D1 and D2 lines in $^{6,7}$Li including QED effects

TL;DR

This paper provides highly accurate theoretical calculations of lithium isotope transition energies including QED effects, compares them with experimental data, and uses the results to determine nuclear charge radius differences.

Contribution

It presents new QED-corrected predictions for lithium D-line transitions and resolves discrepancies in Bethe logarithm calculations, supporting nuclear property determinations.

Findings

QED-corrected transition energies agree with experiments

Disagreement found in Bethe logarithm calculations with recent literature

Nuclear charge radius difference between isotopes confirmed

Abstract

Accurate theoretical predictions including leading QED corrections for $2^2P_{1/2} - 2^2S_{1/2}$ (D1) and $2^2P_{3/2} - 2^2S_{1/2}$ (D2) transition energies have been obtained for $^{6,7}$Li isotopes. Our results for the Bethe logarithms $\ln k_0(2^2S) = 5.178\,169(4)$, and for mass polarization corrections $\Delta \ln k_0(2^2S) = 0.113\,81(3)$ are in disagreement with ones obtained recently in the literature. In contrast, results $\ln k_0(2^2P) = 5.179\,81(7)$ and $\Delta \ln k_0(2^2P) = 0.111\,3(5)$ are in good agreement with them.
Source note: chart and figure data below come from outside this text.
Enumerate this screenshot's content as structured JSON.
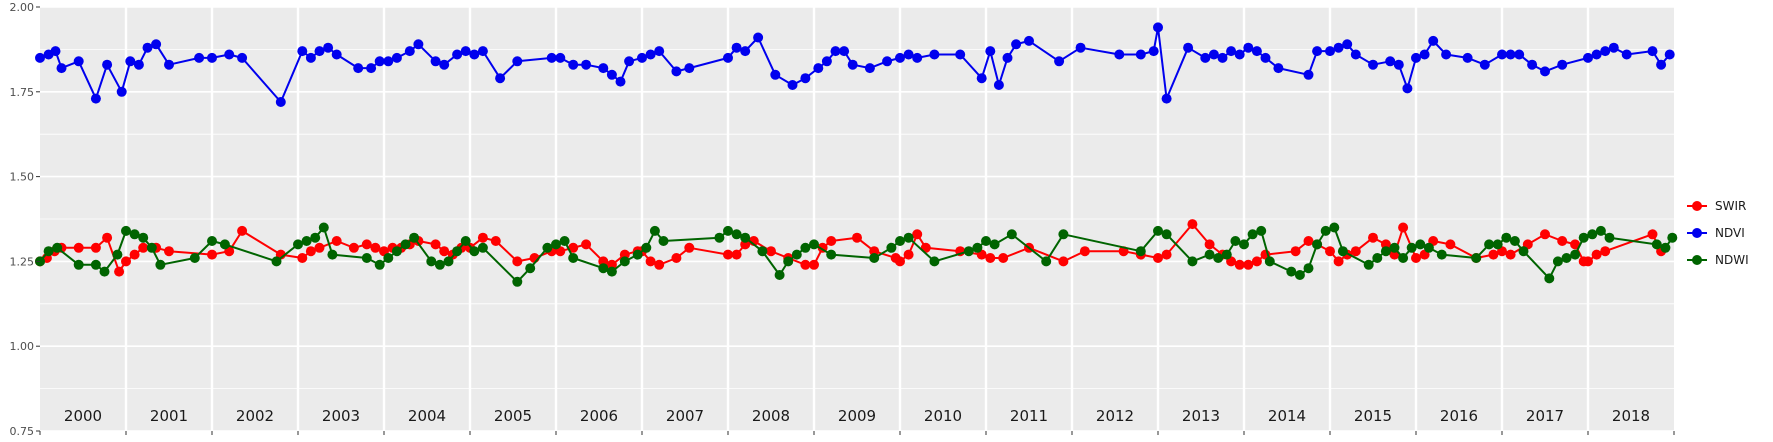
{
  "chart_data": {
    "type": "line",
    "title": "",
    "xlabel": "",
    "ylabel": "",
    "ylim": [
      0.75,
      2.0
    ],
    "xlim": [
      2000,
      2019
    ],
    "y_ticks": [
      "0.75",
      "1.00",
      "1.25",
      "1.50",
      "1.75",
      "2.00"
    ],
    "year_labels": [
      "2000",
      "2001",
      "2002",
      "2003",
      "2004",
      "2005",
      "2006",
      "2007",
      "2008",
      "2009",
      "2010",
      "2011",
      "2012",
      "2013",
      "2014",
      "2015",
      "2016",
      "2017",
      "2018"
    ],
    "grid": true,
    "legend_position": "right",
    "colors": {
      "SWIR": "#ff0000",
      "NDVI": "#0000ee",
      "NDWI": "#006400",
      "panel": "#ebebeb",
      "grid": "#ffffff"
    },
    "series": [
      {
        "name": "SWIR",
        "x": [
          2000.0,
          2000.08,
          2000.17,
          2000.25,
          2000.45,
          2000.65,
          2000.78,
          2000.92,
          2001.0,
          2001.1,
          2001.2,
          2001.35,
          2001.5,
          2002.0,
          2002.2,
          2002.35,
          2002.8,
          2003.05,
          2003.15,
          2003.25,
          2003.45,
          2003.65,
          2003.8,
          2003.9,
          2004.0,
          2004.1,
          2004.2,
          2004.3,
          2004.4,
          2004.6,
          2004.7,
          2004.8,
          2004.9,
          2005.0,
          2005.15,
          2005.3,
          2005.55,
          2005.75,
          2005.95,
          2006.05,
          2006.2,
          2006.35,
          2006.55,
          2006.65,
          2006.8,
          2006.95,
          2007.0,
          2007.1,
          2007.2,
          2007.4,
          2007.55,
          2008.0,
          2008.1,
          2008.2,
          2008.3,
          2008.5,
          2008.7,
          2008.9,
          2009.0,
          2009.1,
          2009.2,
          2009.5,
          2009.7,
          2009.95,
          2010.0,
          2010.1,
          2010.2,
          2010.3,
          2010.7,
          2010.95,
          2011.05,
          2011.2,
          2011.5,
          2011.9,
          2012.15,
          2012.6,
          2012.8,
          2013.0,
          2013.1,
          2013.4,
          2013.6,
          2013.75,
          2013.85,
          2013.95,
          2014.05,
          2014.15,
          2014.25,
          2014.6,
          2014.75,
          2014.85,
          2015.0,
          2015.1,
          2015.2,
          2015.3,
          2015.5,
          2015.65,
          2015.75,
          2015.85,
          2016.0,
          2016.1,
          2016.2,
          2016.4,
          2016.7,
          2016.9,
          2017.0,
          2017.1,
          2017.3,
          2017.5,
          2017.7,
          2017.85,
          2017.95,
          2018.0,
          2018.1,
          2018.2,
          2018.75,
          2018.85
        ],
        "values": [
          1.25,
          1.26,
          1.28,
          1.29,
          1.29,
          1.29,
          1.32,
          1.22,
          1.25,
          1.27,
          1.29,
          1.29,
          1.28,
          1.27,
          1.28,
          1.34,
          1.27,
          1.26,
          1.28,
          1.29,
          1.31,
          1.29,
          1.3,
          1.29,
          1.28,
          1.29,
          1.29,
          1.3,
          1.31,
          1.3,
          1.28,
          1.27,
          1.29,
          1.29,
          1.32,
          1.31,
          1.25,
          1.26,
          1.28,
          1.28,
          1.29,
          1.3,
          1.25,
          1.24,
          1.27,
          1.28,
          1.28,
          1.25,
          1.24,
          1.26,
          1.29,
          1.27,
          1.27,
          1.3,
          1.31,
          1.28,
          1.26,
          1.24,
          1.24,
          1.29,
          1.31,
          1.32,
          1.28,
          1.26,
          1.25,
          1.27,
          1.33,
          1.29,
          1.28,
          1.27,
          1.26,
          1.26,
          1.29,
          1.25,
          1.28,
          1.28,
          1.27,
          1.26,
          1.27,
          1.36,
          1.3,
          1.27,
          1.25,
          1.24,
          1.24,
          1.25,
          1.27,
          1.28,
          1.31,
          1.3,
          1.28,
          1.25,
          1.27,
          1.28,
          1.32,
          1.3,
          1.27,
          1.35,
          1.26,
          1.27,
          1.31,
          1.3,
          1.26,
          1.27,
          1.28,
          1.27,
          1.3,
          1.33,
          1.31,
          1.3,
          1.25,
          1.25,
          1.27,
          1.28,
          1.33,
          1.28
        ]
      },
      {
        "name": "NDVI",
        "x": [
          2000.0,
          2000.1,
          2000.18,
          2000.25,
          2000.45,
          2000.65,
          2000.78,
          2000.95,
          2001.05,
          2001.15,
          2001.25,
          2001.35,
          2001.5,
          2001.85,
          2002.0,
          2002.2,
          2002.35,
          2002.8,
          2003.05,
          2003.15,
          2003.25,
          2003.35,
          2003.45,
          2003.7,
          2003.85,
          2003.95,
          2004.05,
          2004.15,
          2004.3,
          2004.4,
          2004.6,
          2004.7,
          2004.85,
          2004.95,
          2005.05,
          2005.15,
          2005.35,
          2005.55,
          2005.95,
          2006.05,
          2006.2,
          2006.35,
          2006.55,
          2006.65,
          2006.75,
          2006.85,
          2007.0,
          2007.1,
          2007.2,
          2007.4,
          2007.55,
          2008.0,
          2008.1,
          2008.2,
          2008.35,
          2008.55,
          2008.75,
          2008.9,
          2009.05,
          2009.15,
          2009.25,
          2009.35,
          2009.45,
          2009.65,
          2009.85,
          2010.0,
          2010.1,
          2010.2,
          2010.4,
          2010.7,
          2010.95,
          2011.05,
          2011.15,
          2011.25,
          2011.35,
          2011.5,
          2011.85,
          2012.1,
          2012.55,
          2012.8,
          2012.95,
          2013.0,
          2013.1,
          2013.35,
          2013.55,
          2013.65,
          2013.75,
          2013.85,
          2013.95,
          2014.05,
          2014.15,
          2014.25,
          2014.4,
          2014.75,
          2014.85,
          2015.0,
          2015.1,
          2015.2,
          2015.3,
          2015.5,
          2015.7,
          2015.8,
          2015.9,
          2016.0,
          2016.1,
          2016.2,
          2016.35,
          2016.6,
          2016.8,
          2017.0,
          2017.1,
          2017.2,
          2017.35,
          2017.5,
          2017.7,
          2018.0,
          2018.1,
          2018.2,
          2018.3,
          2018.45,
          2018.75,
          2018.85,
          2018.95
        ],
        "values": [
          1.85,
          1.86,
          1.87,
          1.82,
          1.84,
          1.73,
          1.83,
          1.75,
          1.84,
          1.83,
          1.88,
          1.89,
          1.83,
          1.85,
          1.85,
          1.86,
          1.85,
          1.72,
          1.87,
          1.85,
          1.87,
          1.88,
          1.86,
          1.82,
          1.82,
          1.84,
          1.84,
          1.85,
          1.87,
          1.89,
          1.84,
          1.83,
          1.86,
          1.87,
          1.86,
          1.87,
          1.79,
          1.84,
          1.85,
          1.85,
          1.83,
          1.83,
          1.82,
          1.8,
          1.78,
          1.84,
          1.85,
          1.86,
          1.87,
          1.81,
          1.82,
          1.85,
          1.88,
          1.87,
          1.91,
          1.8,
          1.77,
          1.79,
          1.82,
          1.84,
          1.87,
          1.87,
          1.83,
          1.82,
          1.84,
          1.85,
          1.86,
          1.85,
          1.86,
          1.86,
          1.79,
          1.87,
          1.77,
          1.85,
          1.89,
          1.9,
          1.84,
          1.88,
          1.86,
          1.86,
          1.87,
          1.94,
          1.73,
          1.88,
          1.85,
          1.86,
          1.85,
          1.87,
          1.86,
          1.88,
          1.87,
          1.85,
          1.82,
          1.8,
          1.87,
          1.87,
          1.88,
          1.89,
          1.86,
          1.83,
          1.84,
          1.83,
          1.76,
          1.85,
          1.86,
          1.9,
          1.86,
          1.85,
          1.83,
          1.86,
          1.86,
          1.86,
          1.83,
          1.81,
          1.83,
          1.85,
          1.86,
          1.87,
          1.88,
          1.86,
          1.87,
          1.83,
          1.86
        ]
      },
      {
        "name": "NDWI",
        "x": [
          2000.0,
          2000.1,
          2000.2,
          2000.45,
          2000.65,
          2000.75,
          2000.9,
          2001.0,
          2001.1,
          2001.2,
          2001.3,
          2001.4,
          2001.8,
          2002.0,
          2002.15,
          2002.75,
          2003.0,
          2003.1,
          2003.2,
          2003.3,
          2003.4,
          2003.8,
          2003.95,
          2004.05,
          2004.15,
          2004.25,
          2004.35,
          2004.55,
          2004.65,
          2004.75,
          2004.85,
          2004.95,
          2005.05,
          2005.15,
          2005.55,
          2005.7,
          2005.9,
          2006.0,
          2006.1,
          2006.2,
          2006.55,
          2006.65,
          2006.8,
          2006.95,
          2007.05,
          2007.15,
          2007.25,
          2007.9,
          2008.0,
          2008.1,
          2008.2,
          2008.4,
          2008.6,
          2008.7,
          2008.8,
          2008.9,
          2009.0,
          2009.2,
          2009.7,
          2009.9,
          2010.0,
          2010.1,
          2010.4,
          2010.8,
          2010.9,
          2011.0,
          2011.1,
          2011.3,
          2011.7,
          2011.9,
          2012.8,
          2013.0,
          2013.1,
          2013.4,
          2013.6,
          2013.7,
          2013.8,
          2013.9,
          2014.0,
          2014.1,
          2014.2,
          2014.3,
          2014.55,
          2014.65,
          2014.75,
          2014.85,
          2014.95,
          2015.05,
          2015.15,
          2015.45,
          2015.55,
          2015.65,
          2015.75,
          2015.85,
          2015.95,
          2016.05,
          2016.15,
          2016.3,
          2016.7,
          2016.85,
          2016.95,
          2017.05,
          2017.15,
          2017.25,
          2017.55,
          2017.65,
          2017.75,
          2017.85,
          2017.95,
          2018.05,
          2018.15,
          2018.25,
          2018.8,
          2018.9,
          2018.98
        ],
        "values": [
          1.25,
          1.28,
          1.29,
          1.24,
          1.24,
          1.22,
          1.27,
          1.34,
          1.33,
          1.32,
          1.29,
          1.24,
          1.26,
          1.31,
          1.3,
          1.25,
          1.3,
          1.31,
          1.32,
          1.35,
          1.27,
          1.26,
          1.24,
          1.26,
          1.28,
          1.3,
          1.32,
          1.25,
          1.24,
          1.25,
          1.28,
          1.31,
          1.28,
          1.29,
          1.19,
          1.23,
          1.29,
          1.3,
          1.31,
          1.26,
          1.23,
          1.22,
          1.25,
          1.27,
          1.29,
          1.34,
          1.31,
          1.32,
          1.34,
          1.33,
          1.32,
          1.28,
          1.21,
          1.25,
          1.27,
          1.29,
          1.3,
          1.27,
          1.26,
          1.29,
          1.31,
          1.32,
          1.25,
          1.28,
          1.29,
          1.31,
          1.3,
          1.33,
          1.25,
          1.33,
          1.28,
          1.34,
          1.33,
          1.25,
          1.27,
          1.26,
          1.27,
          1.31,
          1.3,
          1.33,
          1.34,
          1.25,
          1.22,
          1.21,
          1.23,
          1.3,
          1.34,
          1.35,
          1.28,
          1.24,
          1.26,
          1.28,
          1.29,
          1.26,
          1.29,
          1.3,
          1.29,
          1.27,
          1.26,
          1.3,
          1.3,
          1.32,
          1.31,
          1.28,
          1.2,
          1.25,
          1.26,
          1.27,
          1.32,
          1.33,
          1.34,
          1.32,
          1.3,
          1.29,
          1.32
        ]
      }
    ]
  }
}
From our theoretical predictions and recent measurements of $^{6,7}$Li D-lines at NIST, we determine the mean square charge radius difference between $^7$Li and $^6$Li nuclei, in agreement with determinations based on the $3^2S_{1/2}-2^2S_{1/2}$ transition, what demonstrates consistency of atomic spectroscopy determination of fundamental properties of nuclei.